Enfin, Monsieur [J] [T] et Madame [V] [G] notent que la mise en cause de Madame [L] [Y] par les défendeurs démontre le bien-fondé de leurs demandes.
L’affaire, enrôlée sous le numéro RG 25/763 et initialement appelée à l’audience du 28 mai 2025, a fait l’objet de plusieurs renvois à la demande des parties, en lé’tat notamment d’un appel en garantie formé par les défendeurs, et a été évoquée à l’audience de référé du 24 septembre 2025.
Suivant acte de commissaire de justice en date du 17 juin 2025, Monsieur [R] [W] et Madame [A] [N] ont dénoncé cette assignation à Madame [L] [Y] et l’ont assignée devant le juge des référés du tribunal judiciaire de Grasse à l’effet de voir, au visa es articles 331 et 835 du code de procédure civile, 1604, 1641 et 1792 et suivants du code civil :
— juger recevable et fondé le présent appel en cause formé par Monsieur [R] [W] et Madame [A] [N],
— ordonner la jonction de la présente procédure avec la procédure principale introduite par Monsieur [J] [T] et Madame [V] [G] (RG n°25/00763),
— condamner Madame [L] [Y] au paiement de la somme provisionnelle de 11.101,68 € suivant devis de la société PACA ENVIRONNEMENT correspondant au coût des travaux de suppression du raccordement par piquage et de la création d’un réseau de raccordement autonome relié au réseau public,
— condamner Madame [L] [Y] à relever et garantir Monsieur [R] [W] et Madame [A] [N] de toutes condamnations pécuniaires qui seraient éventuellement prononcées à leur encontre, au profit de Monsieur [J] [T] et Madame [V] [G],
— condamner la société Madame [L] [Y] au paiement de la somme de 3.000 € sur le fondement de l’article 700 du code de procédure civile,
— condamner la société Madame [L] [Y] aux dépens.

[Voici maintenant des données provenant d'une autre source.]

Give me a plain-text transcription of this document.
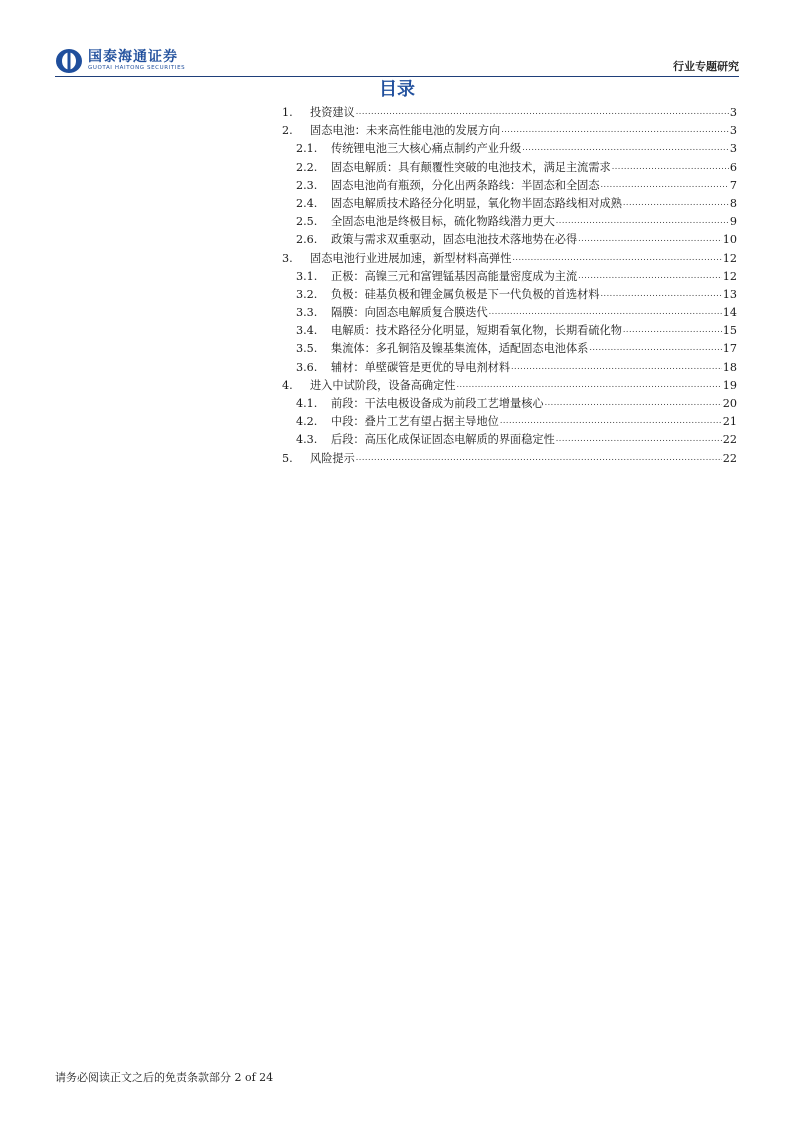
国泰海通证券
GUOTAI HAITONG SECURITIES	行业专题研究
目录
1.	投资建议 .....	3
2.	固态电池：未来高性能电池的发展方向 .....	3
2.1.	传统锂电池三大核心痛点制约产业升级 .....	3
2.2.	固态电解质：具有颠覆性突破的电池技术，满足主流需求 .....	6
2.3.	固态电池尚有瓶颈，分化出两条路线：半固态和全固态 .....	7
2.4.	固态电解质技术路径分化明显，氧化物半固态路线相对成熟 .....	8
2.5.	全固态电池是终极目标，硫化物路线潜力更大 .....	9
2.6.	政策与需求双重驱动，固态电池技术落地势在必得 .....	10
3.	固态电池行业进展加速，新型材料高弹性 .....	12
3.1.	正极：高镍三元和富锂锰基因高能量密度成为主流 .....	12
3.2.	负极：硅基负极和锂金属负极是下一代负极的首选材料 .....	13
3.3.	隔膜：向固态电解质复合膜迭代 .....	14
3.4.	电解质：技术路径分化明显，短期看氧化物，长期看硫化物 .....	15
3.5.	集流体：多孔铜箔及镍基集流体，适配固态电池体系 .....	17
3.6.	辅材：单壁碳管是更优的导电剂材料 .....	18
4.	进入中试阶段，设备高确定性 .....	19
4.1.	前段：干法电极设备成为前段工艺增量核心 .....	20
4.2.	中段：叠片工艺有望占据主导地位 .....	21
4.3.	后段：高压化成保证固态电解质的界面稳定性 .....	22
5.	风险提示 .....	22
请务必阅读正文之后的免责条款部分 2 of 24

L’affaire, enrôlée sous le numéro RG 25/975 et initialement appelée à l’audience du 16 juillet 2025, a fait l’objet lors de cette audience d’une jonction avec l’affaire principale.
Aux termes de leurs dernières conclusions notifiées par RPVA le 22 septembre 2025, reprises oralement à l’audience, Monsieur [J] [T] et Madame [V] [G] reprennent l’intégralité de leurs demandes initiales.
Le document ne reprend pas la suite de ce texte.